Investment will help to reach goal of replacing 30 percent of transportation fuels with biofuels by 2030.

U.S. Department of Energy (DOE) Secretary Samuel W. Bodman has announced that DOE will spend $250 million to establish and operate two new Bioenergy Research Centers to accelerate basic research on the development of cellulosic ethanol and other biofuels. 

The Secretary made the announcement with Congressman Jerry Weller (IL-11th), local officials and biofuels stakeholders during a visit to Channahon, IL.

“This is an important step toward our goal of replacing 30 percent of transportation fuels with biofuels by 2030,” Secretary Bodman said.  “The Energy Policy Act of 2005 (EPAct) calls for the creation of new programs to improve the technology and reduce the cost of biofuels production.  The mission of these centers is to accelerate research that leads to breakthroughs in basic science to make biofuels a cost-effective alternative to fossil fuels.”

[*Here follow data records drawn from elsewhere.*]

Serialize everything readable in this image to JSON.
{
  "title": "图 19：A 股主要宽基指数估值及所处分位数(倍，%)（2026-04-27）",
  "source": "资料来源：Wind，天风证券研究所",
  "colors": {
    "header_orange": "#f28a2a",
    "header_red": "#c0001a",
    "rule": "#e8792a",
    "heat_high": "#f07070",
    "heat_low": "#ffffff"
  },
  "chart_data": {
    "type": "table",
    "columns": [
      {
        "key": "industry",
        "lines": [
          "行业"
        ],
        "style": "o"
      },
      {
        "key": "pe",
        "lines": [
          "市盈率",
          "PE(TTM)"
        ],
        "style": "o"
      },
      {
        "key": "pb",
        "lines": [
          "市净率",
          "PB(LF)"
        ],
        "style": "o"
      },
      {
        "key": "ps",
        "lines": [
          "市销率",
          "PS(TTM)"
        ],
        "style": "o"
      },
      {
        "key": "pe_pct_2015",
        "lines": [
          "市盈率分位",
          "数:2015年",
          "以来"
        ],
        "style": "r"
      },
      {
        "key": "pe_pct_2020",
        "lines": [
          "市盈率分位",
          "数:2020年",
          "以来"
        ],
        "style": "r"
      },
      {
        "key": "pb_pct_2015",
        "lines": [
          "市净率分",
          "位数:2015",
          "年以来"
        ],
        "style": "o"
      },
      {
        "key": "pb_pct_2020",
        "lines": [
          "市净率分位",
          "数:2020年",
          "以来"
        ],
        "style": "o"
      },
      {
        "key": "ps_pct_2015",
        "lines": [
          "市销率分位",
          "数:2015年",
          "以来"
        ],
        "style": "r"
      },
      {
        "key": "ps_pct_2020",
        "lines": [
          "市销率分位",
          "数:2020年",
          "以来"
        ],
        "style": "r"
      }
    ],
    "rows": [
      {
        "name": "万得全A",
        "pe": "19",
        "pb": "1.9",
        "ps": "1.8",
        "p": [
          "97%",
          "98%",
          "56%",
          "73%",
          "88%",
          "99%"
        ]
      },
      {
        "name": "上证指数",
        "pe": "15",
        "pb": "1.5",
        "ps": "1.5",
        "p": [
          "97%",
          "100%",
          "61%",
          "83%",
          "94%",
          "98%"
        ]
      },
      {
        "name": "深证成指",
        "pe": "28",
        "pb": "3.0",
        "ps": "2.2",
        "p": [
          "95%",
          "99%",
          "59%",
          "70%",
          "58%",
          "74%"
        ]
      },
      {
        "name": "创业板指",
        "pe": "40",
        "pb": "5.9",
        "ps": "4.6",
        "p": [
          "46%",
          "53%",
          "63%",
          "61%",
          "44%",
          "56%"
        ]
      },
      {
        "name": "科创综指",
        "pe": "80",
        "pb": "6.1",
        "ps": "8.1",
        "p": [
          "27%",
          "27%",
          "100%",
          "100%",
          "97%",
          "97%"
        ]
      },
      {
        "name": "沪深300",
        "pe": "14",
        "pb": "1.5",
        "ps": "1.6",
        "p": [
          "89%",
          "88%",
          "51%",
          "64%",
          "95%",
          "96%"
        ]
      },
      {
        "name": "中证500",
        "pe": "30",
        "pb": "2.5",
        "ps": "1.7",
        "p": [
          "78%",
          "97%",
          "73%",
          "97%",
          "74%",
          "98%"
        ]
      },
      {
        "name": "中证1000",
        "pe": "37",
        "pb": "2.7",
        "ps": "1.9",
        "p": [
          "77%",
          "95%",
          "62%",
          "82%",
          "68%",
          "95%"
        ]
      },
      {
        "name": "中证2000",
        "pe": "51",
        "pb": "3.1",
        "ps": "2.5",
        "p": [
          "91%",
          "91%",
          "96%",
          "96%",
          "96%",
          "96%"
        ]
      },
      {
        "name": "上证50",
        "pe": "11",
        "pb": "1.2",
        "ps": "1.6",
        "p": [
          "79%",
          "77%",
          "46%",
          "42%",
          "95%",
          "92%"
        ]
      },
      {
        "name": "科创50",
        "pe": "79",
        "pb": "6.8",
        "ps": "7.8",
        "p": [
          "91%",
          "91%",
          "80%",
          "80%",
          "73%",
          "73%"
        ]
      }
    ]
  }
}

Four billion gallons of ethanol were produced this year, mainly from corn.  EPAct requires that by 2012, at least 7.5 billion gallons per year of renewable fuel be blended into the nation’s fuel supply.  To meet these goals, future biofuels production will require the use of more diverse feedstocks including cellulosic material such as agricultural residues, grasses and other inedible plants.

Universities, national laboratories, nonprofit organizations and private firms are eligible to compete for an award to establish and operate a center.  Awards, based on evaluation by scientific peer review, will be announced next summer.  The centers are expected to begin work in 2008 and will be fully operational by 2009. 

The centers’ mission will be to conduct systems biology research on microbes and plants, with the goal of harnessing nature’s own powerful mechanisms for producing energy from sunlight.  A major focus will be on understanding how to reengineer biological processes for more efficient conversion of plant fiber, or cellulose, into ethanol, a substitute for gasoline.